Pada Februari 2022, The White House memublikasikan strategi terbaru mengenai kawasan Indo-Pasifik. Dokumen berjudul Indo-Pacific Strategy of the United States itu diawali dengan kutipan kalimat dari Presiden Joe Biden, pada Quad Leader’s Summit (September 2021) yang menekankan keterbukaan dan demokrasi di kawasan itu. ‘The future of each our nations—and indeed the world—depends on a free and open Indo-Pacific enduring and flourishing in the decades ahead’, demikian pernyataan Presiden Joe Biden.

Pemerintah AS mendorong kawasan Indo-Pasifik sebagai kawasan yang tetap terbuka dengan berlandaskan prinsip demokrasi, penguatan masyarakat sipil, serta implementasi strategi melawan korupsi.
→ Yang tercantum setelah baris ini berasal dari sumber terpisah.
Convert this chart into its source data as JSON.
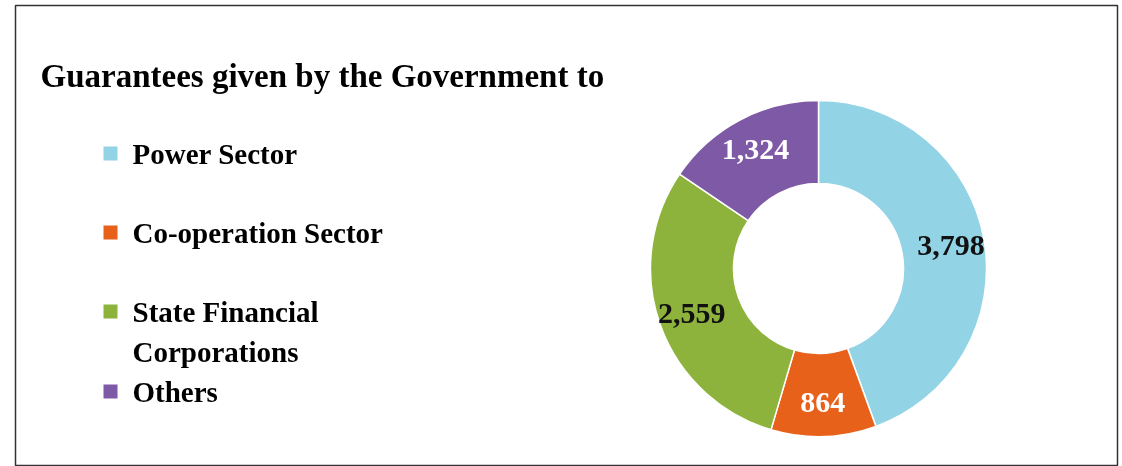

Selain itu, di bidang ekonomi dan energi, AS menginisiasi keterlibatan kolaboratif dengan peluncuran kerja sama AS-Indonesia, dengan mendedikasikan US$698 juta dukungan untuk bidang infrastruktur dan pembangunan, komitmen dukungan terhadap South Pacific Tuna Treaty, serta bantuan ekonomi US$600 juta untuk kurun waktu 10 tahun. Pemerintah AS juga menggandeng Indonesia dan Vietnam dalam proyek Just Energy Transition Partnership (JETP), serta dukungan dari USTDA dengan menyediakan US$13,4 juta terhadap 14 aktivitas infrastruktur cerdas iklim di tujuh negara dengan tujuan dekarbonisasi dan ekonomi berkelanjutan.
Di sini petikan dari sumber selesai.